I created a 64-bit Linux Standalone web app. I’m testing multiple user sessions and monitoring memory usage both within the Xojo debugger environment (using Activity Monitor on Mac) and when deployed on an Apache server. In general, with each new session I see the memory assigned to the process increase. When the session is closed, the memory is never released. After opening and closing several sessions, RAM usage exceeds several GBs and the process crashes.
I understand in can take a few minutes before memory is freed when a session ends. I can close down all browsers, wait for several hours and then check the RAM assigned to that process and still no memory has been freed.

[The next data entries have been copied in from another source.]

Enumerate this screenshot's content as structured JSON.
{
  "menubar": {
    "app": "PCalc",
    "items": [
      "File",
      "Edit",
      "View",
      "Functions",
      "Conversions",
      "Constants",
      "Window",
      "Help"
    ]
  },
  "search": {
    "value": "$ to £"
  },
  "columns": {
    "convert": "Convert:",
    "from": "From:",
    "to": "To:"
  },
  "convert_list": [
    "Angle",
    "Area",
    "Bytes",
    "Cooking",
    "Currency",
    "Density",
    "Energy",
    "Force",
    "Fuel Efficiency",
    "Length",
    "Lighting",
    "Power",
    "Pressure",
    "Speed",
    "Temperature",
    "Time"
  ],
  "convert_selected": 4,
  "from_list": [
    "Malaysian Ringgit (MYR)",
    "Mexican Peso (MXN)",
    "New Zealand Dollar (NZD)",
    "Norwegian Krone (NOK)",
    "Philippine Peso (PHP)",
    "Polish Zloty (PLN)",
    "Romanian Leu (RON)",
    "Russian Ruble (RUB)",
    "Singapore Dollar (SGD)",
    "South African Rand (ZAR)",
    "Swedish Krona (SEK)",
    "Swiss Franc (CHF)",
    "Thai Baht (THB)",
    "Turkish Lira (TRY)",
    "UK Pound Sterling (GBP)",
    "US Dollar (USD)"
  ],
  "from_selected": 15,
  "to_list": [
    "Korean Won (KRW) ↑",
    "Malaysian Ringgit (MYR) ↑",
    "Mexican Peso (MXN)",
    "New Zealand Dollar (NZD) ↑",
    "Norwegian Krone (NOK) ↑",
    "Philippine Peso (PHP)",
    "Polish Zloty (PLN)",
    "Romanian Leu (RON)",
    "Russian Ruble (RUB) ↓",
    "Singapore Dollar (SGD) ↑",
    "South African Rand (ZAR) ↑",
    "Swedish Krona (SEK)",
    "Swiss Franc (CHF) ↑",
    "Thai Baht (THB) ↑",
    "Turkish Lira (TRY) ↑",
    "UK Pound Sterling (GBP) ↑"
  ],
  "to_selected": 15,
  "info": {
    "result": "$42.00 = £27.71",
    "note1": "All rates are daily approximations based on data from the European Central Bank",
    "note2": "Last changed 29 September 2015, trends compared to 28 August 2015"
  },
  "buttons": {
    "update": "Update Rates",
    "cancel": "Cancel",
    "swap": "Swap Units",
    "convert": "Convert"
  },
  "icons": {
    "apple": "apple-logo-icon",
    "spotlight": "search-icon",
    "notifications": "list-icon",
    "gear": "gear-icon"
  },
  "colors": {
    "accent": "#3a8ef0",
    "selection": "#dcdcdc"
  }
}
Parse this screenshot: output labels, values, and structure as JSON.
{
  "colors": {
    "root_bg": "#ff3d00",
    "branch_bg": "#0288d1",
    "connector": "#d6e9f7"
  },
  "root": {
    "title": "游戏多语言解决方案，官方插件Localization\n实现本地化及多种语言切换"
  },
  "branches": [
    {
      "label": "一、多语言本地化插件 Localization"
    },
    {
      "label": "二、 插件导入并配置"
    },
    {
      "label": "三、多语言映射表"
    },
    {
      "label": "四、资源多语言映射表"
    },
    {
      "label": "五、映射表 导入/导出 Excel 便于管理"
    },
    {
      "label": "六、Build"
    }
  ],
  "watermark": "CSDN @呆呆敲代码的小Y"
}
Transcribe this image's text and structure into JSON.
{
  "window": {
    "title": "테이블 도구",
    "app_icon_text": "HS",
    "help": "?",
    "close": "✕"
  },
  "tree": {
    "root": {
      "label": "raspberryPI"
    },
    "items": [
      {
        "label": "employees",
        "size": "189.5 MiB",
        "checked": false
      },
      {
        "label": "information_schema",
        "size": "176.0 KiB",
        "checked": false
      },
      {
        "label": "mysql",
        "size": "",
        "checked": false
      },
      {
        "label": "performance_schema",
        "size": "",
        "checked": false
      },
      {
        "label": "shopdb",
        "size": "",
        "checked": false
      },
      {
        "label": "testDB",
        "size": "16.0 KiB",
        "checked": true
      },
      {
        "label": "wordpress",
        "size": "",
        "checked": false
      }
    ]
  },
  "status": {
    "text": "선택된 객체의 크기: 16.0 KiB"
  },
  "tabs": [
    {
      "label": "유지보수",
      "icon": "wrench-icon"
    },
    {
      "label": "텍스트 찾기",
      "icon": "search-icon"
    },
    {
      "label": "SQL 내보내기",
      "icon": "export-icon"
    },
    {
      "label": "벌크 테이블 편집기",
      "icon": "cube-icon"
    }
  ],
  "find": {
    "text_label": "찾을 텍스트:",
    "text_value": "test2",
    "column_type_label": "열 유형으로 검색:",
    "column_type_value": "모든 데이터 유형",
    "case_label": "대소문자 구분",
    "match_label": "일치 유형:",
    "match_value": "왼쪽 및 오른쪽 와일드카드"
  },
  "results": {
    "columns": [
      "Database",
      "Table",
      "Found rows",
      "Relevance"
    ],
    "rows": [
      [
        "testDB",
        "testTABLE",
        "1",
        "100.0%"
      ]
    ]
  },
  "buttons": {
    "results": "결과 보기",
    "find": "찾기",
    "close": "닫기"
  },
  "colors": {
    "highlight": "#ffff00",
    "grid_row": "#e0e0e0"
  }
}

The problem can be demonstrated with a single web page that contains a property something like this:
fData(1000,1000) as byte
Any ideas?
I made a few tests.
You need to wait 2 minutes for a season to disappear and the webpage with array is freed for me.
Memory allocations are different. Once malloc added memory, it should reuse it for new arrays and doesn’t give it back to the OS right away.
If this hits you, maybe make a sample project, record a video of your tests and report via Feedback.
When I initially launch the standalone web app on a Linux server, the app requires 170MB. If I open one browser session to use the App, the process is now using 250 MB. The memory usage gradually increases to 400 MB with 6 concurrent sessions. If I close all sessions, wait 15 minutes and check memory usage it is now 385 MB so it did free 5 MB.
If I now open 6 browser sessions again, memory use is up to 400 MB again.
I can repeat this cycle over and over again. It looks like RAM usage grows to handle the max number of concurrent sessions. When those sessions close RAM is never fully released by the process, but can be reused later for other sessions.
Unfortunately, our real life application requires 200 MB per session so the RAM required by the app quickly grows to several GBs after a dozen concurrent sessions are opened and then is never fully freed for use by other processes.